As I was listening to these old Broadway cast recordings, I tried to really think about what the draw is for teenagers when they see or hear these shows. With Wicked it was really easy. That show is about an outcast who is tormented by the popular girl but ends up sort of coming out on top. The music is beautiful and hilarious and really speaks to a kid’s desire to fit in and be normal. Putting myself in the position of a teenage girl listening to that show really helped me to start to find my character.
Listening to Rent it was a lot harder to not feel like I was just me 16 years ago. I remember when Rent was on Broadway so clearly. I remember begging my parents to let me see it even though I was only 13 (I had just had my bat mitzvah). They finally let me go with my grandparents. Thankfully at 13 I knew I loved the show and the music and was dying to see it, but I didn’t quiet get the awkwardness of watching it while seated next to my grandmother. There wasn’t much in Rent that I could personally relate to, but the whole idea of them being kind of like an island of misfit toys was appealing. I loved the taboo of Angel and I was absolutely dying to play Mimi or Maureen. All of the characters had so much freedom and love for each other. I saw the show about 6 times while it was open and experienced something new each time (I even saw it a couple of times with Jeremy Kushnier!).
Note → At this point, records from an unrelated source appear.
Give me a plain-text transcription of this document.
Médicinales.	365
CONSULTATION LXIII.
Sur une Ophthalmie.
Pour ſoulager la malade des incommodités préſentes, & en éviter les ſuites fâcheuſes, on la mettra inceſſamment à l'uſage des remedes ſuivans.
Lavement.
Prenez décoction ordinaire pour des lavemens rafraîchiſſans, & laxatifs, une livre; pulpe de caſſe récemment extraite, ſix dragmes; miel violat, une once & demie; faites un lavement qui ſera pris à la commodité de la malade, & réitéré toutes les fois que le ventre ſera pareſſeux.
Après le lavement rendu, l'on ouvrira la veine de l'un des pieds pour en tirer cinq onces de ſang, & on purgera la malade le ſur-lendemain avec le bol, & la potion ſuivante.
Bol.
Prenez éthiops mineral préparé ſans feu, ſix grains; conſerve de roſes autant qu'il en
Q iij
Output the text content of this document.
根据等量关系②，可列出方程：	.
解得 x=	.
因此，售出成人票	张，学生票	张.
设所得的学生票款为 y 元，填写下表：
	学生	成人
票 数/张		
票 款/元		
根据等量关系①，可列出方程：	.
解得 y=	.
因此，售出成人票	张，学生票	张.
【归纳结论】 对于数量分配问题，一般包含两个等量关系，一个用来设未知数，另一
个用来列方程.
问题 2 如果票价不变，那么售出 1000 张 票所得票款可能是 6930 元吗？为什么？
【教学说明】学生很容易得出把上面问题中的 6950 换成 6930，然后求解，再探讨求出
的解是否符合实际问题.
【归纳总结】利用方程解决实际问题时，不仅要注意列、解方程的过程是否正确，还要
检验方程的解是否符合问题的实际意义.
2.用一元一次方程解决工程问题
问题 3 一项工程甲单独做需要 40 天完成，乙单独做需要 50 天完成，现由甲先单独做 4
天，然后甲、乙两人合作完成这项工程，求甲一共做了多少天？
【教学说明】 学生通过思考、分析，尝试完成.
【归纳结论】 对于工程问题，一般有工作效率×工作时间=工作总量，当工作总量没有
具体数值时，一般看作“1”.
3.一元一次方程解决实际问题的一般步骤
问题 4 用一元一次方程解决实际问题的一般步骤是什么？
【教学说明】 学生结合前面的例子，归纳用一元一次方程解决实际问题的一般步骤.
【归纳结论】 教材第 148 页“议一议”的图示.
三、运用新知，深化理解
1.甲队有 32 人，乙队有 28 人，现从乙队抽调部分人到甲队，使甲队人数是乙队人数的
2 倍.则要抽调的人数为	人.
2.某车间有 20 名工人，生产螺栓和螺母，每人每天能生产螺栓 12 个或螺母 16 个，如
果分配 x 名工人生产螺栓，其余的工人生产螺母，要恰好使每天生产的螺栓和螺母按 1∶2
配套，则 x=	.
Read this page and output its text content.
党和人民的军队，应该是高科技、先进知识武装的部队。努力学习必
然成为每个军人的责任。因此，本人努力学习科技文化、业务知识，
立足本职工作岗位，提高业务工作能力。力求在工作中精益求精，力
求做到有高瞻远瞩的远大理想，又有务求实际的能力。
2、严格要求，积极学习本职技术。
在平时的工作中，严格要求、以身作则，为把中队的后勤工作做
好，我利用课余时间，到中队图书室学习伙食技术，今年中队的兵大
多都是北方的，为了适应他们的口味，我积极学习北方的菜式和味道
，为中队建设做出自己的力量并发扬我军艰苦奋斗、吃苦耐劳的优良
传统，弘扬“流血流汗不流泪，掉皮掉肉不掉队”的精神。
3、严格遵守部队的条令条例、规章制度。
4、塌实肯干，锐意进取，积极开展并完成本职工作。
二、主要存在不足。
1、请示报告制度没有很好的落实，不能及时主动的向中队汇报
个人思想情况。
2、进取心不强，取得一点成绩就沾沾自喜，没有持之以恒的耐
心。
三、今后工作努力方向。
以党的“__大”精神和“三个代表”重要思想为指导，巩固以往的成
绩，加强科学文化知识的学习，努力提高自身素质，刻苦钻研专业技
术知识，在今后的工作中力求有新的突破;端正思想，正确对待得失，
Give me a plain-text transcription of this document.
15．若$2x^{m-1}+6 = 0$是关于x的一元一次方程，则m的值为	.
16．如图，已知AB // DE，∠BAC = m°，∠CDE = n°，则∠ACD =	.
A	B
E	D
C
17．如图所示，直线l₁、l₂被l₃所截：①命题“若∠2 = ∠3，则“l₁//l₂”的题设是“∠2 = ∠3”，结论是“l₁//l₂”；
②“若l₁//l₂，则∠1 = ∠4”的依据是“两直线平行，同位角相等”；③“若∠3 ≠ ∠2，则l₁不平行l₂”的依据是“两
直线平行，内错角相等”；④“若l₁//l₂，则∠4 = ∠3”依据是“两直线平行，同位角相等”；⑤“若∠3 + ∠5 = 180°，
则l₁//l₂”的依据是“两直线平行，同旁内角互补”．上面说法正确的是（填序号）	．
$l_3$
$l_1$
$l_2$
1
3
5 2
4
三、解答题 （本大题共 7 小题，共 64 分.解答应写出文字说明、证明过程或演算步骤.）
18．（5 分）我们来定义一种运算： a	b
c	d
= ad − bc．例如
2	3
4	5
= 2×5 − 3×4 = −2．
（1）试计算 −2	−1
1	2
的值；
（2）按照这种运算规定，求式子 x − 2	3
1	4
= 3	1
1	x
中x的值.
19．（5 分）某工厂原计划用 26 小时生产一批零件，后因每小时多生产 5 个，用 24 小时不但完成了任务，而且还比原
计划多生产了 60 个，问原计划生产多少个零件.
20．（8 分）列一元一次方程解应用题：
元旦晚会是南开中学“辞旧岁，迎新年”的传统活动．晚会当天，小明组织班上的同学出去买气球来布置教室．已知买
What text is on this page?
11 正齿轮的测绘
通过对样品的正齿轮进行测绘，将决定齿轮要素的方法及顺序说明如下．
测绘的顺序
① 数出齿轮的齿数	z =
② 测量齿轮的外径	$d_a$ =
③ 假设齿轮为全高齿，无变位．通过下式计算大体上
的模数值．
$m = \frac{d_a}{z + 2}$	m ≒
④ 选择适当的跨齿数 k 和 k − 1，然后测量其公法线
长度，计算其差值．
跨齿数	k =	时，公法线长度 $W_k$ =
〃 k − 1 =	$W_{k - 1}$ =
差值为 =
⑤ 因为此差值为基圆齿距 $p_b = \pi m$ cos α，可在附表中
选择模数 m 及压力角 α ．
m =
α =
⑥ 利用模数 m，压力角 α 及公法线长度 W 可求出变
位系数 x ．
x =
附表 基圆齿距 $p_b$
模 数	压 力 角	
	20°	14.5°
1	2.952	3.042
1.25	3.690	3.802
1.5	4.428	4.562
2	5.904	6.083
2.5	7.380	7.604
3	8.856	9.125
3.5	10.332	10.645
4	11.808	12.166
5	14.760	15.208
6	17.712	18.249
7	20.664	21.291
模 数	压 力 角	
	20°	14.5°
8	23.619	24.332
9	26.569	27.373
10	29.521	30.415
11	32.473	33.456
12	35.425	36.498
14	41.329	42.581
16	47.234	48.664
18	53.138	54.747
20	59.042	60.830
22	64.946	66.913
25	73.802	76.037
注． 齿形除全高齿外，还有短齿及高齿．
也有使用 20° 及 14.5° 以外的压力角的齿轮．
I’m actually still listening to Rent right now, pretty much on a constant loop all week. So if you see me on the train or walking around the city and you walk right next to me, you’ll hear me singing.
On Facebook the other day I asked if it was weird that I still know all the lyrics from Rent. I also asked my a cappella group last night what they thought. The overwhelming response was “no.” It is not weird that I still know the words. Apparently, theater nerds of literally all ages know all the words. It has stuck with so many people and continues to have an impact. I remember when I first learned the show and I went to theater camp and everyone knew the words. It was like, if you didn’t know the words you didn’t belong there (not like at school where knowing the words meant that I didn’t belong there). I loved feeling a part of something with that show, and I think it is so cool that this community of theater nerds still exists and still includes Rent. It really inspires me to keep working on my novel and allow my character to find her place in theater, like I did.